Draft picks are free because they’re essentially lottery tickets: a first-round pick is not guaranteed to yield a fantastic return. It just so happens that the Leafs were awful in their first year with Kessel, Boston picked up Tyler Seguin, and then Dougie Hamilton fell to ninth overall. Still, even with the accolades those prospects have earned, neither are core components of the Boston Bruins yet. Perhaps they will be in a couple of years, but Kessel is more vital to the Leafs than Seguin is to the Bruins.
My argument is that waiting on draft picks to develop will set the Leafs into perpetual orbit around the Entry Draft like Edmonton or Long Island, and the assets they currently have: all of their draft picks, unlimited money, and salary cap space, ought to be put to use to giving the team good players that we know will be good players. Each of the above options is a good fit for the Leafs and addresses perpetual team needs, not just for this franchise but for all others.
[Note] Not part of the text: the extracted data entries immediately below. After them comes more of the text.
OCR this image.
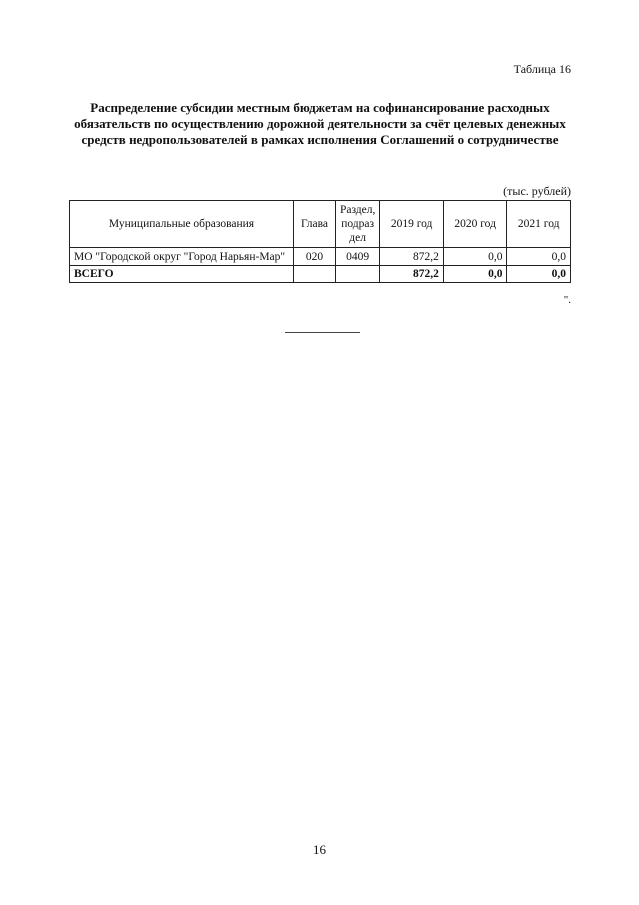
Таблица 16
Распределение субсидии местным бюджетам на софинансирование расходных обязательств по осуществлению дорожной деятельности за счёт целевых денежных средств недропользователей в рамках исполнения Соглашений о сотрудничестве
(тыс. рублей)
Муниципальные образования	Глава	Раздел, подраз дел	2019 год	2020 год	2021 год
МО "Городской округ "Город Нарьян-Мар"	020	0409	872,2	0,0	0,0
ВСЕГО			872,2	0,0	0,0
".
16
A team will always need a top centreman like Benn, or a top defenceman like Subban.
Nonis isn’t, or wasn’t, a risk taker in Vancouver, which is part of the reason he made the playoffs just one out of three seasons at the helm in Vancouver. After gutting the Brian Burke’s Canucks, he acquired a young Roberto Luongo—his best move—but failed to address holes in front of him, leaving an offensively drained team forced to play the trap to compete.
When you acquire a younger player, there’s significantly less risk. It’s not like it’s in Nonis’ best interests to add a 33-year old goaltender and nothing else. The group in front of the goaltending needs to be addressed, with the Leafs being one of the poorest possession teams in the league last season. A defensively-responsible centreman for Kessel and Joffrey Lupul, or another top defenceman, who close some of that gap.
Surely there will be conflicting opinions in the comments, but if the Leafs have assets to spend, they ought to spend them now, rather than letting them depreciate in value over time.